Keepin' It Real: lows at work.

The past two weeks or so have been pretty rough. My hormonal state was at the perfect progesterone-high for me to be extremely down when Sam's niece was born. I hesitated on whether or not to post about my personal prayers from about a week ago while at work, but in order to keep considering this blog my personal journal, I find it essential to stick to my "disclose all" policy.

So, about a week ago at work as I furiously battled tears, I wrote this:

"Every time when I think the pain is starting to subside and I feel I can begin to move on, a child is born to someone we know, or someone posts photos of their newborn child on Facebook, or someone announces their pregnancy... I'm feeling tempted to resent you, Lord, I cannot fight this battle without you. Hear my plight Lord, let me put on your armor so that I may get out of this depression... my heart, my whole being aches. I have a knot in my throat and tears I'm fighting to keep from dropping. Infertility is such a horrible agony. Free me, O Lord, from these demons that torment me; help me move on to the place where You want me to be. I'm powerless without You, Lord; I beg You, listen to my plight..." 

A part of me felt awful about not being able to see my sister (sister-in-law really, but I love her so) and her beautiful baby girl.

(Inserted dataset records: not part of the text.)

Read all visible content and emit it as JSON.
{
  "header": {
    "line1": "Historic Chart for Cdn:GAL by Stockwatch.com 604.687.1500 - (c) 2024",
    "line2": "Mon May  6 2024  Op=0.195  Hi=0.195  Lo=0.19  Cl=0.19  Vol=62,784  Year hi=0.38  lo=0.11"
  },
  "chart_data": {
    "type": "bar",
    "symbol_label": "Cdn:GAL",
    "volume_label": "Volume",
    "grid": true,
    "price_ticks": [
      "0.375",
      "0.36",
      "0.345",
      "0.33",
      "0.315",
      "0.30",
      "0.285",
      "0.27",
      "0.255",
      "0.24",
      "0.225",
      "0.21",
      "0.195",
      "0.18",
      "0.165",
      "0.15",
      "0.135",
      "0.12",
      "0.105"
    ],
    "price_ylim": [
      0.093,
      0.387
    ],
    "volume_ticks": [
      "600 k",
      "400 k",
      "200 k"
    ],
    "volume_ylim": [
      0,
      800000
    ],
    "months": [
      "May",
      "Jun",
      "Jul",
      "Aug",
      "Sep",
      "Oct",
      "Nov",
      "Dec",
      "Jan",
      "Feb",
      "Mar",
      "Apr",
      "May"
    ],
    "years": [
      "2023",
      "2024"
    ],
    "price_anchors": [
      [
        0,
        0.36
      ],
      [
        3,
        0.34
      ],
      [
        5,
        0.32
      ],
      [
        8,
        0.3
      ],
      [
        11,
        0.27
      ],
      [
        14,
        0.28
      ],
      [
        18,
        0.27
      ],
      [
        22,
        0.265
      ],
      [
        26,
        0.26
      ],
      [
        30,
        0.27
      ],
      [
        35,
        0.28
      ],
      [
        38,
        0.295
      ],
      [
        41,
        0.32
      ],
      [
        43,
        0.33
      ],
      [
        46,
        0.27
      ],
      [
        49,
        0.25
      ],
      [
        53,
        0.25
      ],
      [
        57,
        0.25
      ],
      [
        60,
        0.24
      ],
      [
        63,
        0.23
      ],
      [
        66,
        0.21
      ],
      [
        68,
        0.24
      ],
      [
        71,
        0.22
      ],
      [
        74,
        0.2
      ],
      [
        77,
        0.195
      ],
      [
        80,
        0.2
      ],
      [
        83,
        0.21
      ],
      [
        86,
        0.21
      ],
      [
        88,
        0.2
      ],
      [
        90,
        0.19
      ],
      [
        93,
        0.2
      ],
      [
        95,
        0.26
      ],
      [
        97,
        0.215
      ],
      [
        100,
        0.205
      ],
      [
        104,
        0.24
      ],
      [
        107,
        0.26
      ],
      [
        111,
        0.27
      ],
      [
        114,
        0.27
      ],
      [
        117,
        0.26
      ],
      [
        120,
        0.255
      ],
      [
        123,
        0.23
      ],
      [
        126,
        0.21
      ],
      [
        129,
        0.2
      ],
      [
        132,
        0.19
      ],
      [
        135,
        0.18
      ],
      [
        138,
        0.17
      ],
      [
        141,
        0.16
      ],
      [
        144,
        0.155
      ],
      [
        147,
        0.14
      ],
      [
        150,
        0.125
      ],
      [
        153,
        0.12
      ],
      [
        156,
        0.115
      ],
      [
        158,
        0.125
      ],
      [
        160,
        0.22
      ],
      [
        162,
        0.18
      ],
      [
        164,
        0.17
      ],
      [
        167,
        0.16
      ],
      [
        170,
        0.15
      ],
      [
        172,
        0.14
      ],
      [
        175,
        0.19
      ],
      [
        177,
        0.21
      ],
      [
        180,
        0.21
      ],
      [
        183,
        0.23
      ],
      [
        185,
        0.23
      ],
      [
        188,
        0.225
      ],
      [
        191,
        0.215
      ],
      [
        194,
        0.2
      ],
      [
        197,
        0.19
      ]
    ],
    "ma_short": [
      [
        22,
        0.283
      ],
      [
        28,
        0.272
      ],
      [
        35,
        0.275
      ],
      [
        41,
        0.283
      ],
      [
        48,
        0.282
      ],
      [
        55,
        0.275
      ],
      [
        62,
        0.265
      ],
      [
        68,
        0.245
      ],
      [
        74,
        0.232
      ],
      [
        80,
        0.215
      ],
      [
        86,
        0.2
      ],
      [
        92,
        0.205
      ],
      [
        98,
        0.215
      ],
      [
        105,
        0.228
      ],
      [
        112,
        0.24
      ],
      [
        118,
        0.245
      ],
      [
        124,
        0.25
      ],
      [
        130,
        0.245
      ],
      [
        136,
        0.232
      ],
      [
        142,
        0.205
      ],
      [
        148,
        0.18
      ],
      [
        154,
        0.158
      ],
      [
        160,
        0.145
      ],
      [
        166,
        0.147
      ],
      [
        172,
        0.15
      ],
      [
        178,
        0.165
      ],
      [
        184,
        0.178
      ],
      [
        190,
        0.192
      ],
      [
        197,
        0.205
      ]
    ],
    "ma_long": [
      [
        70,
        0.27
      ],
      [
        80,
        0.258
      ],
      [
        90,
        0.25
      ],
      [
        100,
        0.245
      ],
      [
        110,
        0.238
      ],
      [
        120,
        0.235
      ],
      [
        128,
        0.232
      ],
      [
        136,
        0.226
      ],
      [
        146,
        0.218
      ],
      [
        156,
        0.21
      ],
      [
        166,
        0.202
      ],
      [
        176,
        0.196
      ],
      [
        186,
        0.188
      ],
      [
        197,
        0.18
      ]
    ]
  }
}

That day, as the delivery time approached, I prayed and pleaded that both momma and baby would be okay. I checked my Facebook a hundred times, waiting for Shelby's first photos. I could feel the excitement, but it was all cloaked with such a mournful sadness. I'm working on a present for Shelby and this somehow makes me feel better, because it makes me realize that I will see them fairly soon. I'll have to time it just right so that I'll be in the chock-full estrogen part of my cycle, as the odds of being content are so much higher then. 

We have also begun calling adoption agencies and are slowly learning about the process. It's a daily struggle to accept that becoming parents will likely take a year and a half, at minimum. This is twice the amount of time a woman is pregnant, and it means spending so, so much more money than if it could happen "the natural way". I'm trying to move on from what we could've had because, well... nothing comes out of that. But like I said in my prayer, permanent infertility is agony. A cyclical agony.

I found this article titled "Infertility Etiquette", which I found quite interesting in that, the writer herself KNOWS. Women like her are the only ones whom I can truly, truly relate to. It reminds me that I'm not alone, even though many times I do feel pretty lonely. This particular fragment gives a very accurate description of the struggle:

"Infertility is, indeed, a very painful struggle. The pain is similar to the grief over losing a loved one, but it is unique because it is a recurring grief. When a loved one dies, he isn't coming back. There is no hope that he will come back from the dead. You must work through the stages of grief, accept that you will never see this person again, and move on with your life.
The grief of infertility is not so cut and dry. Infertile people grieve the loss of the baby that they may never know. They grieve the loss of that baby who would have had mommy's nose and daddy's eyes. But, each month, there is the hope that maybe that baby will be conceived after all. No matter how hard they try to prepare themselves for bad news, they still hope that this month will be different. Then, the bad news comes again, and the grief washes over the infertile couple anew. This process happens month after month, year after year. It is like having a deep cut that keeps getting opened right when it starts to heal."